Others say he (Qarum) was proud, keeping his dress about a foot higher than others (to show off his beauty); and that he was proud; showing arrogance because of his richness and wealth.
“And We had given him treasures, (just) the keys to which proved difficult even for a strong group to lift.” ‘Ali ibn Ibrahim said it is mentioned in the narrations that the keys of his treasures were being loaded on sixty asses and that no key was larger than a finger but as they were of iron they were very heavy, he got them made of wood. When that also proved very heavy, he made them of leather.
The Talmud agrees: “Rabbi Levi said: “The keys to Korah’s treasure house was a load for 300 white mules and the keys and locks were leather.” (Sanhedrin 110a)

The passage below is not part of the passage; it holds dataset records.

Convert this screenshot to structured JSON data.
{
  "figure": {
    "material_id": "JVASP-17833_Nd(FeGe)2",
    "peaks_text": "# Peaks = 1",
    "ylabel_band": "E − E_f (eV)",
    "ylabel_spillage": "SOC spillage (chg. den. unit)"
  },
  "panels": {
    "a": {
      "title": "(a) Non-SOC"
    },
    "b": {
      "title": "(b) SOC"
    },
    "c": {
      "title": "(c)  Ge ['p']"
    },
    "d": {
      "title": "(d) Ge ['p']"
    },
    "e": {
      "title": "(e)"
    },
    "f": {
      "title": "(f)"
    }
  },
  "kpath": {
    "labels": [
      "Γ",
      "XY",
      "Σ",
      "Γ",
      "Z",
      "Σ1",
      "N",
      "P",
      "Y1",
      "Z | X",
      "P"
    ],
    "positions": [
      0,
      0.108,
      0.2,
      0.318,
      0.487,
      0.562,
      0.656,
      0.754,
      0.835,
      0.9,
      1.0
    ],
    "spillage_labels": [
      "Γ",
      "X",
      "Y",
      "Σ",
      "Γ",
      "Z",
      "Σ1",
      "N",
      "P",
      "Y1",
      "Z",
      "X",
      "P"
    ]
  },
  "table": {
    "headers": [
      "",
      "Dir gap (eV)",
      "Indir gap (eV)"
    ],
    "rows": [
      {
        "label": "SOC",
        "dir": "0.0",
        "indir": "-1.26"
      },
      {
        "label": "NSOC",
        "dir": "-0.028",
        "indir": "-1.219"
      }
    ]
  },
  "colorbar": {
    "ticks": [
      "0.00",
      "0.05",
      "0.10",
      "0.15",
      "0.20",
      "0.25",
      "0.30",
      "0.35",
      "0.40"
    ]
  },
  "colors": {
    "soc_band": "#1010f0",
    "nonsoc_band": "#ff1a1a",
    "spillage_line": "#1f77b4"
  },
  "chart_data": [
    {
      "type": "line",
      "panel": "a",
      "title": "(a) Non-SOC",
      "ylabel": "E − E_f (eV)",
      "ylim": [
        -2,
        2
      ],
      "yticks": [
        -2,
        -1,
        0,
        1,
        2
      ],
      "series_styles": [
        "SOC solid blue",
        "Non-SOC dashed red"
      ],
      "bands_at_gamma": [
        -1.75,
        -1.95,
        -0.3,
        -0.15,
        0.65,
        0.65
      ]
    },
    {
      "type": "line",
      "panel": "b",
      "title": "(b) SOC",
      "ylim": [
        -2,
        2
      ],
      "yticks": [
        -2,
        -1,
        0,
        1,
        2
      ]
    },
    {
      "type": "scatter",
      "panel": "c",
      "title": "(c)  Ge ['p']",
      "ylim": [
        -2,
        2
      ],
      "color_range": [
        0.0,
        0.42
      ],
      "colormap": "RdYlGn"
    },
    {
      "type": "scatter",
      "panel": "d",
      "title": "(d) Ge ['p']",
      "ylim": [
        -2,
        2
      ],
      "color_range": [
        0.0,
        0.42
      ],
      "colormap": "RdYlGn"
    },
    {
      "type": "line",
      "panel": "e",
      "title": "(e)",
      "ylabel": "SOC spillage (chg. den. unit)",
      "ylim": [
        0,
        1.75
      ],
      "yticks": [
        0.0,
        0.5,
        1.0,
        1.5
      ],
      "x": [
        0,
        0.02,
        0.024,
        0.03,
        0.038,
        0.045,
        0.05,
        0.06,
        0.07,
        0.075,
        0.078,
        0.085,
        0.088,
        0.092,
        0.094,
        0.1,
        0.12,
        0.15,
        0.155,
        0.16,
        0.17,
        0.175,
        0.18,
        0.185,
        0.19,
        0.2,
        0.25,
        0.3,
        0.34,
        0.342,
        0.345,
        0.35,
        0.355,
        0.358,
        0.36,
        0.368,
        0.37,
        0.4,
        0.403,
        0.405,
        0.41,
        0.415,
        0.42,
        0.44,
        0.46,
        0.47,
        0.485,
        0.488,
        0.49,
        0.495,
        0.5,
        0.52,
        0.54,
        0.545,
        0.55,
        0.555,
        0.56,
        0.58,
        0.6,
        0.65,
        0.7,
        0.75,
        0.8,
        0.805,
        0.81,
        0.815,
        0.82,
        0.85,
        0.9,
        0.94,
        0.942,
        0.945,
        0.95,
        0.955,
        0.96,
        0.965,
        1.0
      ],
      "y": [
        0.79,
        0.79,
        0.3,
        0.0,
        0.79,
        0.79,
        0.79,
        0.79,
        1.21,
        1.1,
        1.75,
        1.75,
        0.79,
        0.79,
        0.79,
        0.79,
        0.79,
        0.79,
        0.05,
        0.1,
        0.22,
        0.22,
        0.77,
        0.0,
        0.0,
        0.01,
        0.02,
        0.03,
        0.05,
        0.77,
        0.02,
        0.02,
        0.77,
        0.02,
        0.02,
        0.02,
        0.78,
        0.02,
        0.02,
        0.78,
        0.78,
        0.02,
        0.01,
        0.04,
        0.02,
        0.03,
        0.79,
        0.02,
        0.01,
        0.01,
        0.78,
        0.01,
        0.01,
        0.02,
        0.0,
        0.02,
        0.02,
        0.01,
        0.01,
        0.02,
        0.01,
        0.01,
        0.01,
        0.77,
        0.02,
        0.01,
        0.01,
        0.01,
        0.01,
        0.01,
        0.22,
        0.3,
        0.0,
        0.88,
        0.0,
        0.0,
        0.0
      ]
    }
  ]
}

Then his (Jewish) community told him, “Do not be haughty and do not show arrogance because of your wealth. Allah does not like those who are pleased solely with the worldly wealth and its beauty.”
Some say that Musa had said, “Behave benevolently with people and be kind to them, as Allah has been Kind to you. And do not try to create trouble and mischief in the world. Verily Allah does not befriend the mischief-makers. Qarun replied: no one has given me this wealth. I have earned it with the knowledge, which I possess.
‘Ali ibn Ibrahim says the meaning of what Qarun said was: “I have earned this wealth due to my knowledge of chemistry. It is said that Musa had taught him this Alchemy and according to some Quran’s thinking was that since I was superior to you in knowledge Allah gave me this wealth and status.
In the opinion of some he meant by saying Ilm (knowledge) was the knowledge of business, trade, agriculture and other occupations. Did he not understand that Allah had destroyed, centuries ago, those who were much wealthier and powerful? Criminals and deniers will not be questioned on Resurrection Day about their sins, because Allah already knows their deeds.
In this regard, one should bear in mind the fact that the Arab pagans of Makkah who feared that the Prophet Muhammad’s message would affect their overall national interests adversely were, in fact, the big money owners, money lenders, and capitalists of Makkah, who by virtue of their international trade and money lending business had become the Korakhs of their time.
These were the people who thought real truth was to earn and amass maximum wealth. Anything that seemed to vitiate this object was an untruth which could not be accepted in any case. And the common people looked with longing eyes at these magnates and earnestly desired that they should also attain the same heights as those people had attained.
In an atmosphere charged with the love of money, as it was, people considered it to be a weighty argument that if the invitation of the Prophet Muhammad towards Tauhid, the Hereafter and the moral code was accepted, it would spell ruin for the Quraish, not only commercially but economically too.